Pharyngeal oxygen delivery device sustains manikin lung oxygenation longer than high-flow nasal cannula

Proc (Bayl Univ Med Cent). 2023 Dec 20;37(1):48-53. doi: 10.1080/08998280.2023.2274702. eCollection 2024.

Abstract

Purpose: Hypoxemia during a failed airway scenario is life threatening. A dual-lumen pharyngeal oxygen delivery device (PODD) was developed to fit inside a traditional oropharyngeal airway for undisrupted supraglottic oxygenation and gas analysis during laryngoscopy and intubation. We hypothesized that the PODD would provide oxygen as effectively as high-flow nasal cannula (HFNC) while using lower oxygen flow rates.

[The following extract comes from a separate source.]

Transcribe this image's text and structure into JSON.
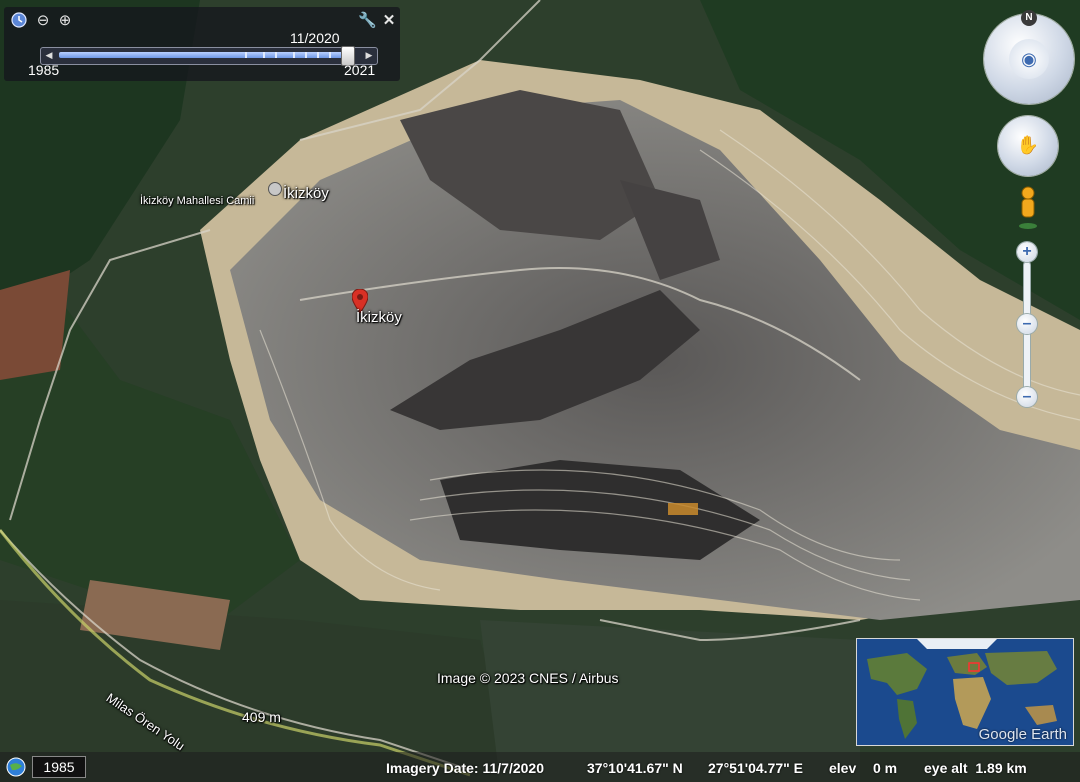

Methods: We compared oxygen delivery of the PODD to HFNC in a preoxygenated, apneic manikin lung that approximated an adult functional residual capacity. Four arms were studied: HFNC at 20 and 60 liters per minute (LPM) oxygen, PODD at 10 LPM oxygen, and a control arm with no oxygen flow after initial preoxygenation. Five randomized 20-minute trials were performed for each arm (20 trials total). Descriptive statistics and analysis of variance were used with statistical significance of P < 0.05.

Results: Mean oxygen concentrations were statistically different and decreased from 97% as follows: 41 ± 0% for the control, 90 ± 1% for HFNC at 20 LPM, 88 ± 2% for HFNC at 60 LPM, and 97 ± 1% (no change) for the PODD at 10 LPM.

Conclusion: Oxygen delivery with the PODD maintained oxygen concentration longer than HFNC in this manikin model at lower flow rates than HFNC.

Keywords: Continuous oxygen delivery; high-flow nasal cannula; oropharyngeal airway; pharyngeal oxygen delivery device; supraglottic oxygenation.